Liberalism undermines liberal education in the first instance by detaching the educational enterprise itself from culture and making it an engine of anticulture. Education must be insulated from the shaping force of culture as the exercise of living within nature and a tradition, instead stripped bare of any cultural specificity in the name of a cultureless multiculturalism, an environmentalism barren of a formative encounter with nature, and a monolithic and homogenous “diversity.” Its claims to further multiculturalism only distract from its pervasive anticultural and homogenizing impetus.

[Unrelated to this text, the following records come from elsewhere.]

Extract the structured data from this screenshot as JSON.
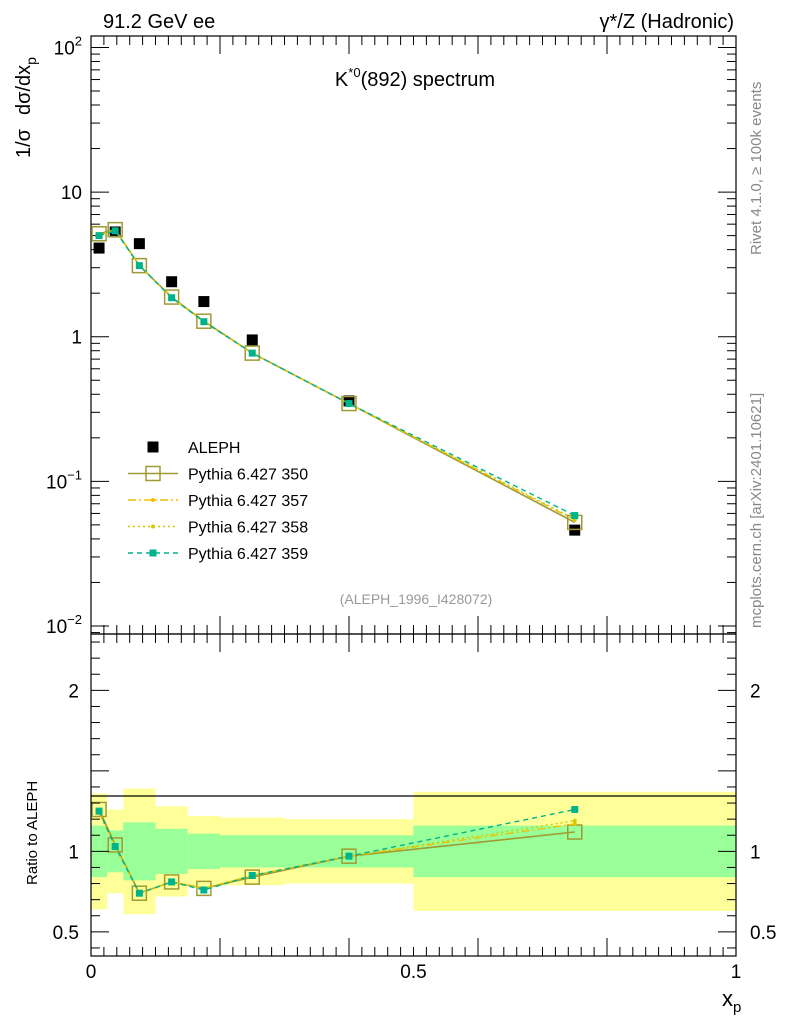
{
  "header": {
    "left_label": "91.2 GeV ee",
    "right_label": "γ*/Z (Hadronic)",
    "side_label_top": "Rivet 4.1.0, ≥ 100k events",
    "side_label_bottom": "mcplots.cern.ch [arXiv:2401.10621]"
  },
  "colors": {
    "data": "#000000",
    "mc350": "#a09a33",
    "mc357": "#f0c000",
    "mc358": "#cccc00",
    "mc359": "#00b38a",
    "band_inner": "#99ff99",
    "band_outer": "#ffff99"
  },
  "chart_data": [
    {
      "type": "scatter",
      "title": "K*0(892) spectrum",
      "title_main": "K",
      "title_sup": "*0",
      "title_rest": "(892) spectrum",
      "ylabel": "1/σ  dσ/dx_p",
      "ylabel_parts": {
        "a": "1/σ",
        "b": "dσ/dx",
        "sub": "p"
      },
      "yscale": "log",
      "ylim": [
        0.0088,
        120
      ],
      "xlim": [
        0,
        1
      ],
      "yticks": [
        {
          "value": 100,
          "base": "10",
          "exp": "2"
        },
        {
          "value": 10,
          "base": "10",
          "exp": ""
        },
        {
          "value": 1,
          "base": "1",
          "exp": ""
        },
        {
          "value": 0.1,
          "base": "10",
          "exp": "−1"
        },
        {
          "value": 0.01,
          "base": "10",
          "exp": "−2"
        }
      ],
      "watermark": "(ALEPH_1996_I428072)",
      "legend_position": "lower-left",
      "series": [
        {
          "name": "ALEPH",
          "style": "data",
          "x": [
            0.0125,
            0.0375,
            0.075,
            0.125,
            0.175,
            0.25,
            0.4,
            0.75
          ],
          "y": [
            4.1,
            5.3,
            4.4,
            2.4,
            1.75,
            0.95,
            0.36,
            0.046
          ]
        },
        {
          "name": "Pythia 6.427 350",
          "style": "solid-open-square",
          "x": [
            0.0125,
            0.0375,
            0.075,
            0.125,
            0.175,
            0.25,
            0.4,
            0.75
          ],
          "y": [
            5.15,
            5.5,
            3.1,
            1.88,
            1.28,
            0.77,
            0.345,
            0.052
          ]
        },
        {
          "name": "Pythia 6.427 357",
          "style": "dashdot",
          "x": [
            0.0125,
            0.0375,
            0.075,
            0.125,
            0.175,
            0.25,
            0.4,
            0.75
          ],
          "y": [
            5.05,
            5.45,
            3.1,
            1.87,
            1.27,
            0.77,
            0.345,
            0.054
          ]
        },
        {
          "name": "Pythia 6.427 358",
          "style": "dotted",
          "x": [
            0.0125,
            0.0375,
            0.075,
            0.125,
            0.175,
            0.25,
            0.4,
            0.75
          ],
          "y": [
            5.05,
            5.45,
            3.1,
            1.87,
            1.27,
            0.77,
            0.345,
            0.055
          ]
        },
        {
          "name": "Pythia 6.427 359",
          "style": "dashed-filled-square",
          "x": [
            0.0125,
            0.0375,
            0.075,
            0.125,
            0.175,
            0.25,
            0.4,
            0.75
          ],
          "y": [
            5.0,
            5.4,
            3.1,
            1.86,
            1.27,
            0.77,
            0.345,
            0.058
          ]
        }
      ]
    },
    {
      "type": "line",
      "ylabel": "Ratio to ALEPH",
      "xlabel": "x_p",
      "xlabel_parts": {
        "main": "x",
        "sub": "p"
      },
      "ylim": [
        0.35,
        2.35
      ],
      "xlim": [
        0,
        1
      ],
      "yticks": [
        {
          "value": 0.5,
          "label": "0.5"
        },
        {
          "value": 1,
          "label": "1"
        },
        {
          "value": 2,
          "label": "2"
        }
      ],
      "xticks": [
        {
          "value": 0,
          "label": "0"
        },
        {
          "value": 0.5,
          "label": "0.5"
        },
        {
          "value": 1,
          "label": "1"
        }
      ],
      "bins": [
        {
          "x0": 0.0,
          "x1": 0.025,
          "inner": [
            0.84,
            1.16
          ],
          "outer": [
            0.64,
            1.36
          ]
        },
        {
          "x0": 0.025,
          "x1": 0.05,
          "inner": [
            0.87,
            1.13
          ],
          "outer": [
            0.74,
            1.26
          ]
        },
        {
          "x0": 0.05,
          "x1": 0.1,
          "inner": [
            0.82,
            1.18
          ],
          "outer": [
            0.61,
            1.39
          ]
        },
        {
          "x0": 0.1,
          "x1": 0.15,
          "inner": [
            0.86,
            1.14
          ],
          "outer": [
            0.72,
            1.28
          ]
        },
        {
          "x0": 0.15,
          "x1": 0.2,
          "inner": [
            0.89,
            1.11
          ],
          "outer": [
            0.78,
            1.22
          ]
        },
        {
          "x0": 0.2,
          "x1": 0.3,
          "inner": [
            0.9,
            1.1
          ],
          "outer": [
            0.79,
            1.21
          ]
        },
        {
          "x0": 0.3,
          "x1": 0.5,
          "inner": [
            0.9,
            1.1
          ],
          "outer": [
            0.8,
            1.2
          ]
        },
        {
          "x0": 0.5,
          "x1": 1.0,
          "inner": [
            0.84,
            1.16
          ],
          "outer": [
            0.63,
            1.37
          ]
        }
      ],
      "series": [
        {
          "name": "Pythia 6.427 350",
          "style": "solid-open-square",
          "x": [
            0.0125,
            0.0375,
            0.075,
            0.125,
            0.175,
            0.25,
            0.4,
            0.75
          ],
          "y": [
            1.26,
            1.04,
            0.74,
            0.81,
            0.77,
            0.84,
            0.97,
            1.12
          ]
        },
        {
          "name": "Pythia 6.427 357",
          "style": "dashdot",
          "x": [
            0.0125,
            0.0375,
            0.075,
            0.125,
            0.175,
            0.25,
            0.4,
            0.75
          ],
          "y": [
            1.24,
            1.03,
            0.74,
            0.81,
            0.77,
            0.85,
            0.97,
            1.17
          ]
        },
        {
          "name": "Pythia 6.427 358",
          "style": "dotted",
          "x": [
            0.0125,
            0.0375,
            0.075,
            0.125,
            0.175,
            0.25,
            0.4,
            0.75
          ],
          "y": [
            1.24,
            1.03,
            0.74,
            0.81,
            0.77,
            0.85,
            0.97,
            1.19
          ]
        },
        {
          "name": "Pythia 6.427 359",
          "style": "dashed-filled-square",
          "x": [
            0.0125,
            0.0375,
            0.075,
            0.125,
            0.175,
            0.25,
            0.4,
            0.75
          ],
          "y": [
            1.25,
            1.03,
            0.74,
            0.81,
            0.76,
            0.85,
            0.97,
            1.26
          ]
        }
      ]
    }
  ]
}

Liberalism further undermines education by replacing a definition of liberty as an education in self-government with liberty as autonomy and the absence of constraint. Ultimately it destroys liberal education, since it begins with the assumption that we are born free, rather than that we must learn to become free. Under liberalism, the liberal arts are instruments of personal liberation, an end that is consistently pursued in the humanities, in the scientific and mathematical disciplines (STEM), and in economics and business. In the humanities, liberatory movements based on claims of identity regard the past as a repository of oppression, and hence displace the legitimacy of the humanities as a source of education. Meanwhile, the subjects that advance the practical and effectual experience of autonomy—STEM, economics, and business—come to be regarded as the sole subjects of justified study. The classical understanding of liberal arts as aimed at educating the free human being is displaced by emphasis upon the arts of the private person. An education fitting for a res publica is replaced with an education suited for a res idiotica—in the Greek, a “private” and isolated person. The purported difference between left and right disappears as both concur that the sole legitimate end of education is the advance of power through the displacement of the liberal arts.